RICHFORD, Vt. — Colette Aubin-Roy was tidying the community board near the front desk on Saturday afternoon when she saw it: a note, handwritten, in English. She recognized the handwriting. The patron writes in French, always has.

The note is brief. Aubin-Roy would not reproduce its contents — it is, she said, someone's private thought left in a public place, and that distinction matters — but she described it as "short, a little careful, but there."

It is pinned beside a cluster of annotations left by whoever returned the Nous Sommes RONA / We Are RONA Episodes One through Three media card last week. Those annotations, in a different hand, run the length of the card's envelope flap: pencilled observations, two in French, one in English, one in a cramped bilingual hybrid that is its own small document. The community board at Richford Public Library tends to look like this — a living miscellany of French and English, the occasional doodle, a flyer for a lost cat that has been there since November.

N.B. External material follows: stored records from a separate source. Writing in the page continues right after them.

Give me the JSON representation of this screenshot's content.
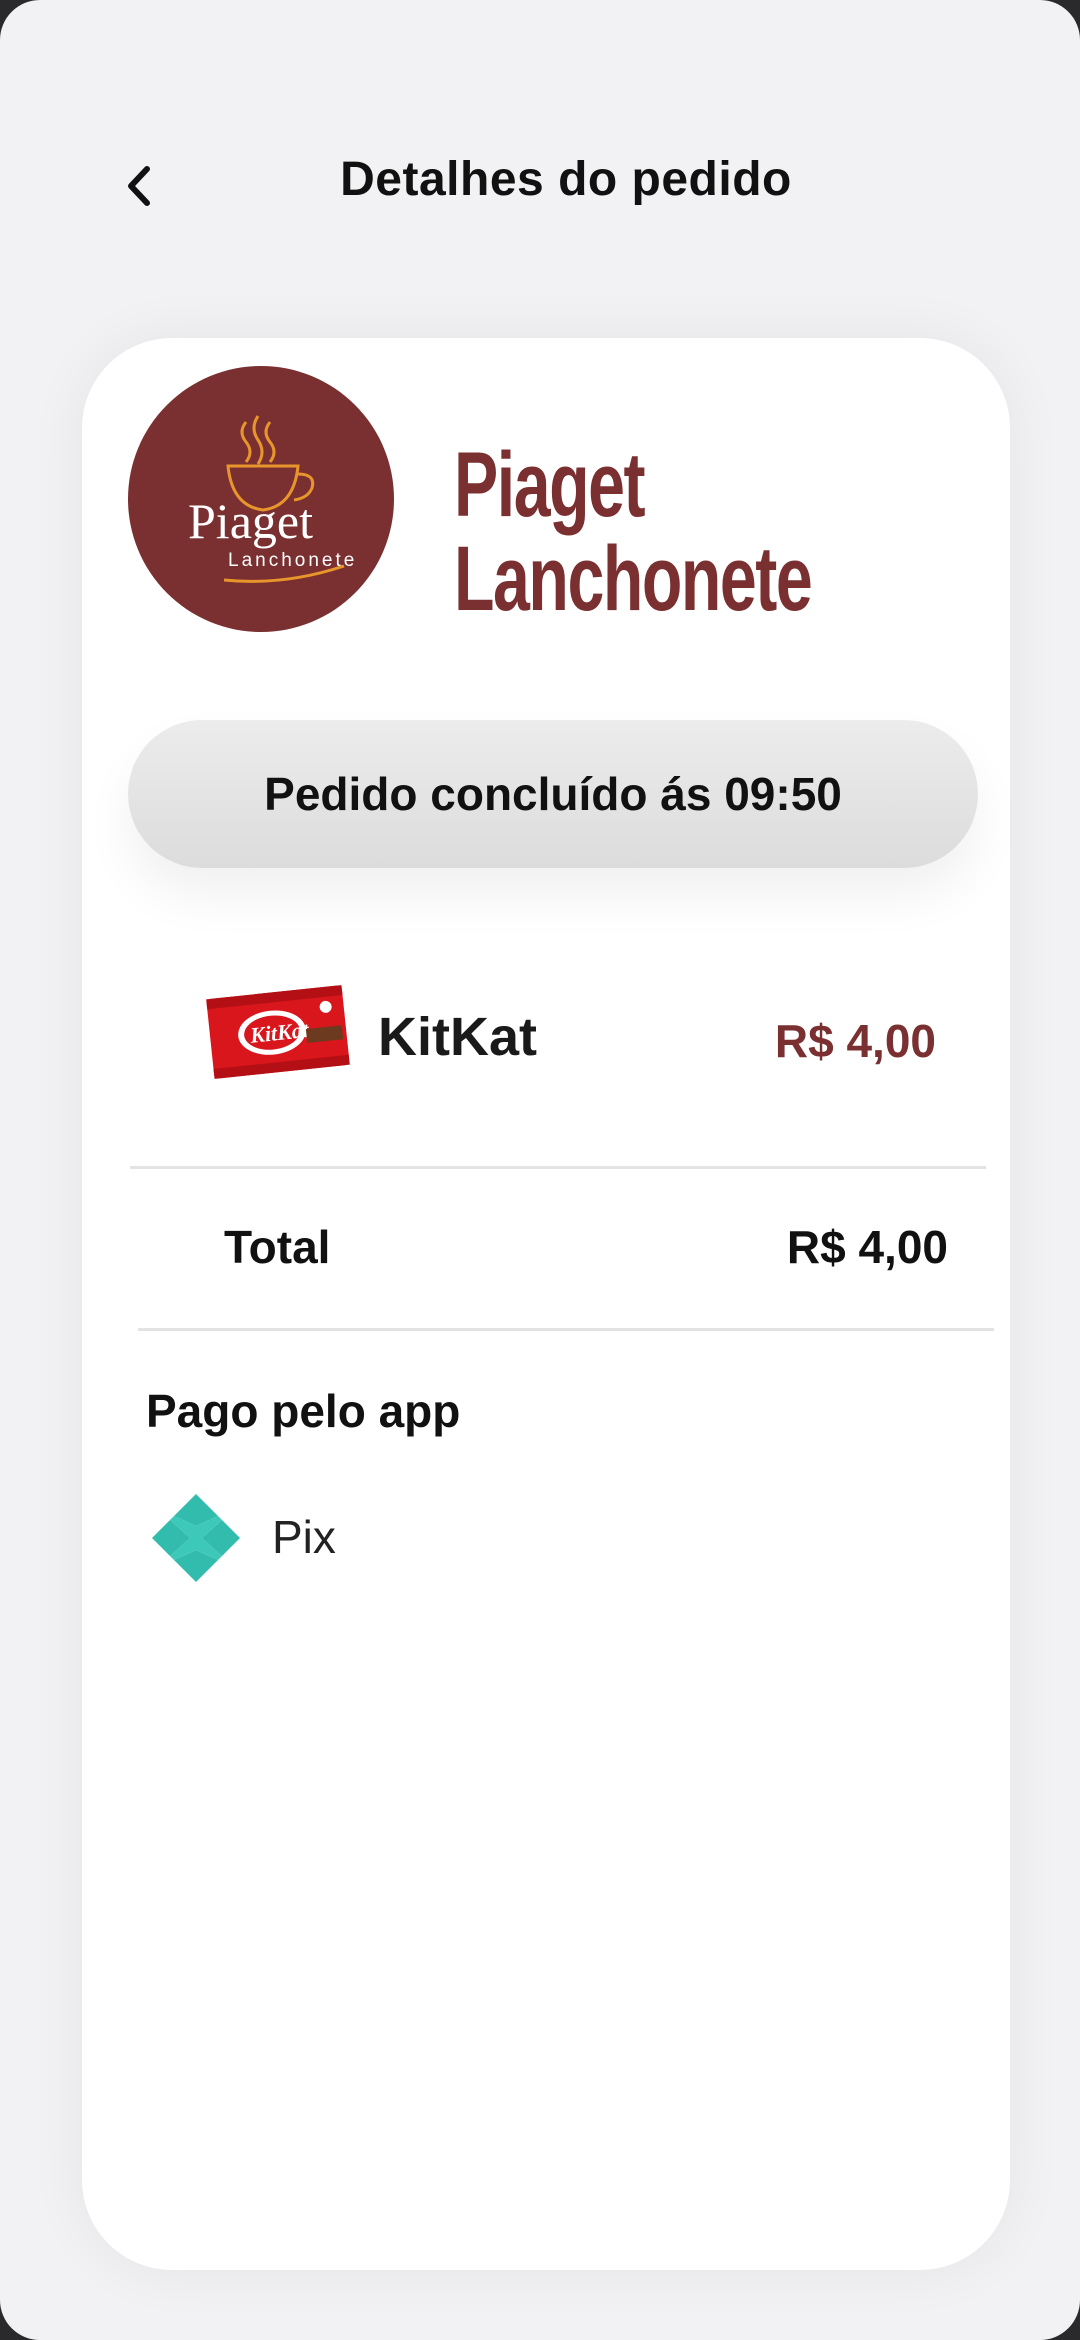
{
  "header": {
    "title": "Detalhes do pedido",
    "back_icon": "chevron-left-icon"
  },
  "store": {
    "name_line1": "Piaget",
    "name_line2": "Lanchonete",
    "logo_text_main": "Piaget",
    "logo_text_sub": "Lanchonete",
    "brand_color": "#7a3031"
  },
  "order": {
    "status": "Pedido concluído ás 09:50",
    "items": [
      {
        "name": "KitKat",
        "price": "R$ 4,00",
        "image": "kitkat-product-image"
      }
    ],
    "total_label": "Total",
    "total_value": "R$ 4,00"
  },
  "payment": {
    "label": "Pago pelo app",
    "method": "Pix",
    "method_icon": "pix-icon",
    "method_color": "#32bcad"
  }
}
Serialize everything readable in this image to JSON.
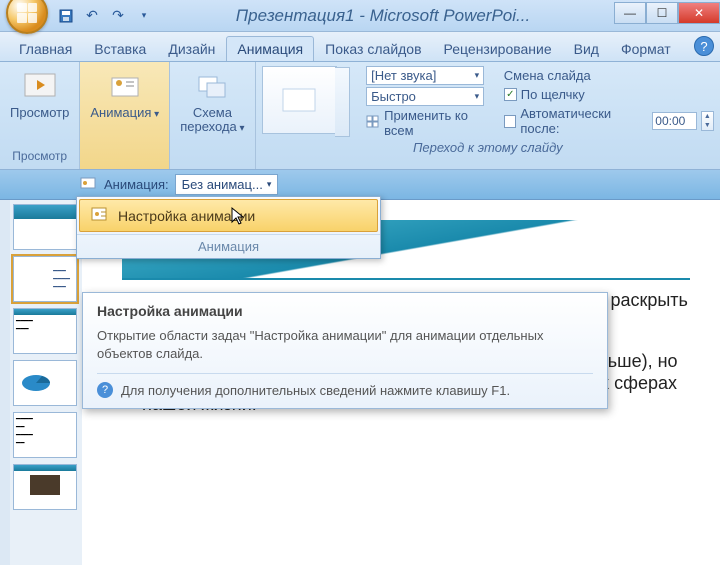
{
  "titlebar": {
    "title": "Презентация1 - Microsoft PowerPoi..."
  },
  "tabs": {
    "items": [
      "Главная",
      "Вставка",
      "Дизайн",
      "Анимация",
      "Показ слайдов",
      "Рецензирование",
      "Вид",
      "Формат"
    ],
    "active_index": 3
  },
  "ribbon": {
    "preview": {
      "label": "Просмотр",
      "group": "Просмотр"
    },
    "anim": {
      "label": "Анимация",
      "group": ""
    },
    "scheme": {
      "label": "Схема\nперехода"
    },
    "sound_label": "[Нет звука]",
    "speed_label": "Быстро",
    "applyall": "Применить ко всем",
    "changeslide_title": "Смена слайда",
    "onclick": "По щелчку",
    "auto_after": "Автоматически после:",
    "time": "00:00",
    "transition_group": "Переход к этому слайду"
  },
  "subbar": {
    "anim_label": "Анимация:",
    "anim_value": "Без анимац..."
  },
  "dropdown": {
    "item": "Настройка анимации",
    "section": "Анимация"
  },
  "tooltip": {
    "title": "Настройка анимации",
    "body": "Открытие области задач \"Настройка анимации\" для анимации отдельных объектов слайда.",
    "help": "Для получения дополнительных сведений нажмите клавишу F1."
  },
  "slide": {
    "p1": "информации, помогающее докладчику более детально раскрыть суть его работы.",
    "p2": "Сейчас их используют не только бизнесмены (как раньше), но и простые студенты, школьники, да в общем, во многих сферах нашей жизни!"
  }
}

Aubin-Roy has worked at the library for eleven years. She has seen the board change slowly, the way most things in Richford change: without announcement.

"I haven't spoken to her," Aubin-Roy said of the note's author. "I don't think I need to."

The board is not curated. Nobody decides what goes on it. Patrons bring their paper, their thumbtacks, their handwriting, and leave them among everyone else's. That is how it has always worked.